What is bradycardia on a graph?

Answer 29

A slow heart rate usually around 60bpm. Beats are seen far apart.

Question 30

What is an ectopic beat on a graph?

Answer 30

An extra beat out of rhythm that causes the QRS complex to be earlier than it should.

Question 31

What is fibrilation on a graph?

Answer 31

Irregular shaking line where there is no clear P line meaning that contraction is uncoordinated.

Question 32

What does it mean if the P-R interval is too long?

Answer 32

There is a blockage to the AVN

Question 33

What does it mean if the P-R interval is too short?

Answer 33

The impulse is bypassing the AVN

Question 34

What does it mean if the S-T interval is too long?

Answer 34

The individual has a heart attack

Question 35

What does it mean if the S-T interval is too short?

Answer 35

There is oxygen deprivation happening

Question 36

What does it mean if the Q-T interval is too long?

Answer 36

There is an increased risk of arrhythmias

Question 37

What does it mean if the Q-T interval is too short?

Answer 37

There is a high heart rate or an electrolyte imbalance.

Question 38

What is the P-R interval?

Answer 38

The time taken for an impulse to travel from the SAN/atria to the ventricle.

Question 39

What is the S-T segment?

Answer 39

The period between the end of ventricular contraction and the start of recovery

Question 40

What is the Q-T interval?

Answer 40

The total time required for ventricles to depolarise and repolarise.

Question 41

What is the P wave?

Answer 41

When the SAN fires and impulse that leads to atrial systole.

Question 42

What is the QRS complex?

Answer 42

When the impulse travels along the Bundle of His and Purkinje fibres and ventricular depolarisation occurs as contraction of the heart occurs.

Question 43

What is the T wave?

Answer 43

When the ventricular muscle repolarises and diastole occurs.

Question 44

What is thrombosis?

Answer 44

A blood clot that is caused by platelets and fibrin to travel to the damaged artery.
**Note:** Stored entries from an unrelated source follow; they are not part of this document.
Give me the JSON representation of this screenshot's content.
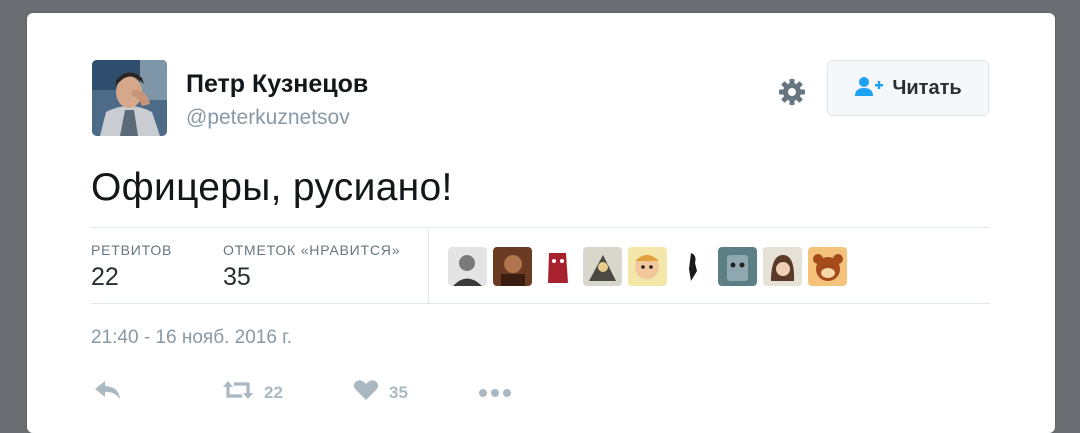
{
  "tweet": {
    "author_name": "Петр Кузнецов",
    "author_handle": "@peterkuznetsov",
    "text": "Офицеры, русиано!",
    "follow_label": "Читать",
    "retweets_label": "РЕТВИТОВ",
    "retweets_count": "22",
    "likes_label": "ОТМЕТОК «НРАВИТСЯ»",
    "likes_count": "35",
    "timestamp": "21:40 - 16 нояб. 2016 г.",
    "retweet_action_count": "22",
    "like_action_count": "35"
  },
  "likers": [
    {
      "name": "liker-avatar-1"
    },
    {
      "name": "liker-avatar-2"
    },
    {
      "name": "liker-avatar-3"
    },
    {
      "name": "liker-avatar-4"
    },
    {
      "name": "liker-avatar-5"
    },
    {
      "name": "liker-avatar-6"
    },
    {
      "name": "liker-avatar-7"
    },
    {
      "name": "liker-avatar-8"
    },
    {
      "name": "liker-avatar-9"
    }
  ],
  "icons": {
    "settings": "gear-icon",
    "follow": "add-user-icon",
    "reply": "reply-icon",
    "retweet": "retweet-icon",
    "like": "heart-icon",
    "more": "more-icon"
  },
  "colors": {
    "follow_icon": "#1da1f2",
    "muted": "#8899a6",
    "action": "#aab8c2"
  }
}
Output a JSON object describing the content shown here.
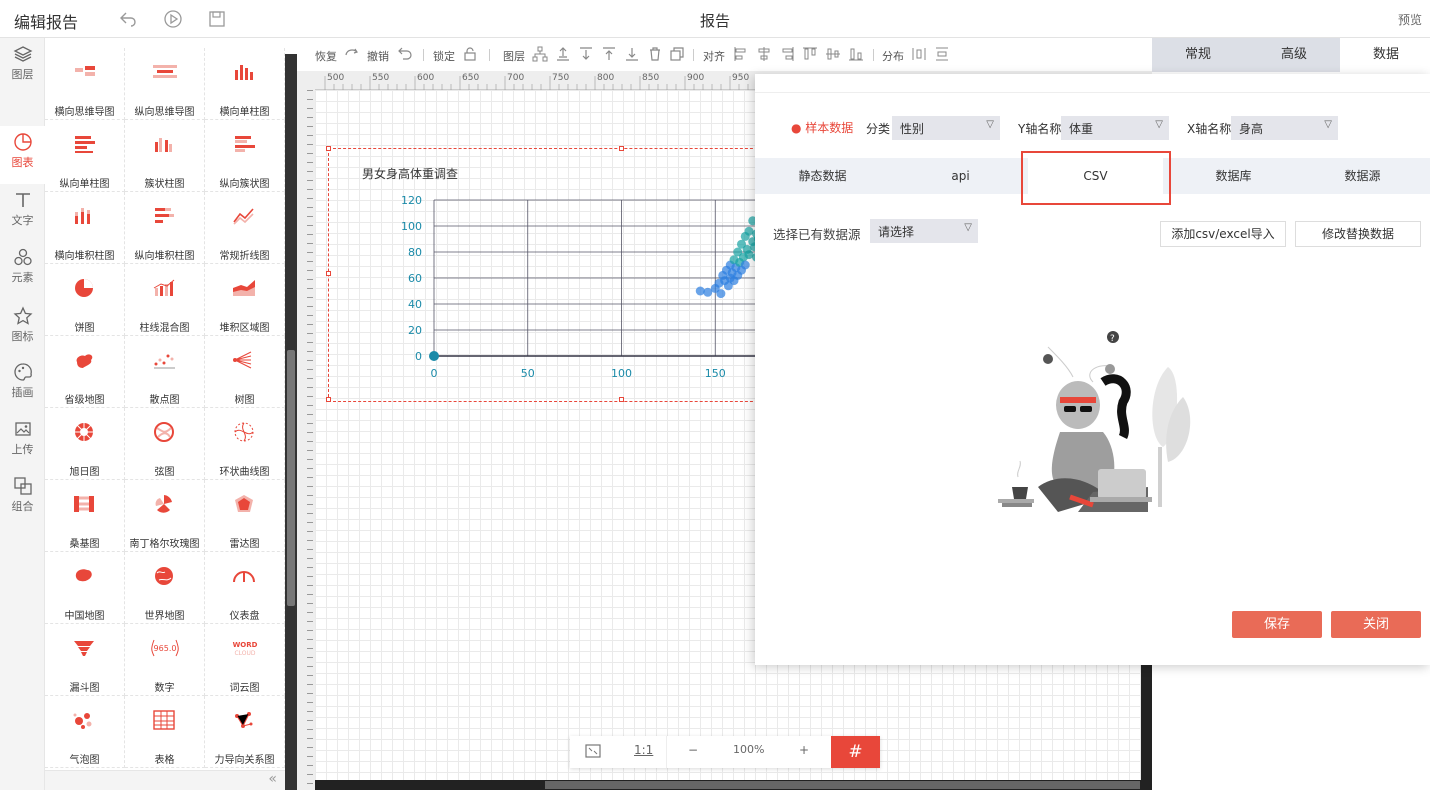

The clot blocks blood flow.

Question 45

What is an aneurysm?

Answer 45

Plaque in the atheroma weakens the artery wall which causes the artery to push the inner layer through the elastic layer causing a rupture and internal bleeding.

Question 46

How is an atheroma formed?

Answer 46

High blood pressure damages the endothelium. This attracts white blood cells and LDL cholesterol from the blood. These clump together to form fatty strokes that build up in the artery over time. This hardens to form a fibrous plaque that restricts blood flow.